July 24, 2025 –Arbor Realty’s net spreads continue to nosedive, suggesting a further fall in Q2 2025 revenues. More significant errors in Arbor’s reporting of delinquencies, total debt, and debt servicing costs against underlying collateral have also been uncovered.
- Arbor’s underlying CLO Debt Service Coverage Ratio (DSCR) has deteriorated to approximately 0.50x, down sharply from 0.60x at year-end 2024.
- This includes Viceroy’s corrections to obviously misreported debt servicing costs made by Arbor to the US Bank Trustee. Without corrections, the underlying DSCR would be 0.35x.
- For context, A DSCR of 1.0x signal the underlying asset operates at break-even; anything materially below that, as is the case here, reflects significant distress and a heightened risk of default and foreclosure.
- We have found enormous errors in CLO reporting over 18 months, none of which have been corrected or addressed.
- Delinquent loans have risen sharply since our last update in May 2025, from $750m to $1,048m, an increase of 40%.
- Delinquent loans now represent >25% of the CLO loan book.
- $242m of these delinquencies are >90 days.
This is fraud. There is no underlying operational improvement secured against these loans, no opportunity to transition these loans into agency, or any other feasible lending product, and (obviously) no buyer for these loans at their marked price. These loans are in transition to foreclosures, and nothing else.

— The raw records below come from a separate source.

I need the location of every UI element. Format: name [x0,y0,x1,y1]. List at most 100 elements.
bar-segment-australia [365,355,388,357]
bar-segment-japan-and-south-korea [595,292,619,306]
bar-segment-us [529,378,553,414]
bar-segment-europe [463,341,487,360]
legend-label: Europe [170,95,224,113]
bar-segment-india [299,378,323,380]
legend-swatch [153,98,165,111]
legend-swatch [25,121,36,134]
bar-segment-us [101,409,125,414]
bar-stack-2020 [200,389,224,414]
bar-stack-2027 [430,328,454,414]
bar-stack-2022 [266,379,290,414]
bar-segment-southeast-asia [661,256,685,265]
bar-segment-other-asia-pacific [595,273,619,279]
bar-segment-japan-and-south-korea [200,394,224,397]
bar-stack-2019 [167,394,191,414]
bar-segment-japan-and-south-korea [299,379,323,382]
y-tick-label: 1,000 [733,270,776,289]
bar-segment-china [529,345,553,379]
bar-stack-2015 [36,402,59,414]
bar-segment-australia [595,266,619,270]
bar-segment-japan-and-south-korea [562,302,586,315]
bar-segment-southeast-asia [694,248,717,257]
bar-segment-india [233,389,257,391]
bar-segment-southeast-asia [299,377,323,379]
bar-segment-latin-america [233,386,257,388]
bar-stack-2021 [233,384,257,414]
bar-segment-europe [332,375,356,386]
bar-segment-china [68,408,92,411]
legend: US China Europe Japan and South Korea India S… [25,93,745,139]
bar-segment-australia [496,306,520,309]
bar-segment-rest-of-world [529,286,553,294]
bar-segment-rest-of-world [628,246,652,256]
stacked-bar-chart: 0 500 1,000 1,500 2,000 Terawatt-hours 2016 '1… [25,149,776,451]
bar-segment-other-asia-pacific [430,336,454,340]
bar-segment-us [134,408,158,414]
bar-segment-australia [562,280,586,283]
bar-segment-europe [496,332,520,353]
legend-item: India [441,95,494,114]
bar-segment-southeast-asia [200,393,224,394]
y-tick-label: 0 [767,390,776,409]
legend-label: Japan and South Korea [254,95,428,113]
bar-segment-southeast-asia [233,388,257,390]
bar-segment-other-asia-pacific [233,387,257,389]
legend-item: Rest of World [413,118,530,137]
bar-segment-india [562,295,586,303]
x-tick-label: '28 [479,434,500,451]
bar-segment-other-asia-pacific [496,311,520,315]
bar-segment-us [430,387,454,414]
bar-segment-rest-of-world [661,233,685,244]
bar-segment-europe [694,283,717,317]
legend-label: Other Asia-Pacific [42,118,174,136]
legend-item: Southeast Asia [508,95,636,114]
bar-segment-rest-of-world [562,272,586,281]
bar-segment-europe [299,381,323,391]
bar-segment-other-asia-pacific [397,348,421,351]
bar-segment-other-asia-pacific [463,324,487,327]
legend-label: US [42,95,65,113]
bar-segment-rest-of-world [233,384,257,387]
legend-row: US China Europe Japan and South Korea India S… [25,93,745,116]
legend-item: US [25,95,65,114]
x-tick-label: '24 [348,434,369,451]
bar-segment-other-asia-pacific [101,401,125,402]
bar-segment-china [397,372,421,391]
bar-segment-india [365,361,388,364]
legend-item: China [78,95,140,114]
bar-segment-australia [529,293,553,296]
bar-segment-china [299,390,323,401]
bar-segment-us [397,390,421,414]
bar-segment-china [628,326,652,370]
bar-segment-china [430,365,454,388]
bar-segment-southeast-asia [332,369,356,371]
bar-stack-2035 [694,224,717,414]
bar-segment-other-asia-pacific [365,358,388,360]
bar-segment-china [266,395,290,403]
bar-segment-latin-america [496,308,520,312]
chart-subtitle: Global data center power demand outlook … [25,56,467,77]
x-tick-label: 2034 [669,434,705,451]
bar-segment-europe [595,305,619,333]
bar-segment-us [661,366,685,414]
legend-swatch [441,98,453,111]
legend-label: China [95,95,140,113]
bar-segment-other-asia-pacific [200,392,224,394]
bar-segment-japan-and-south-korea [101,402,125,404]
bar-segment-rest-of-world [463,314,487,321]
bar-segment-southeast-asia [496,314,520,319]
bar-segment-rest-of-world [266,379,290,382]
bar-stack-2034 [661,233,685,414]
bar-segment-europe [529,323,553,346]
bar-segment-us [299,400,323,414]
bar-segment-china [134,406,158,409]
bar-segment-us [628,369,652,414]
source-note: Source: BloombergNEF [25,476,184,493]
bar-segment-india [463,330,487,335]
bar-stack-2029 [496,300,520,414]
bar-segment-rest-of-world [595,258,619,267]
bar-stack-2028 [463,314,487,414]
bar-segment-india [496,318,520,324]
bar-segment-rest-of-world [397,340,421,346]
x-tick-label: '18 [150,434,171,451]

- The DSCR of modified loans now fully captures 75bps of rate cuts and still only sits slightly above ~0.3x
- Note: on correcting Arbor’s reporting errors in respect to the underlying debt servicing costs of borrowers, we expect the DSCR is actually closer to 0.5x.
- Implied underlying cap rates sit at 4.3%. Any realistic revaluation of underlying collateral values will completely wipe out Arbor’s equity stake of its CLO.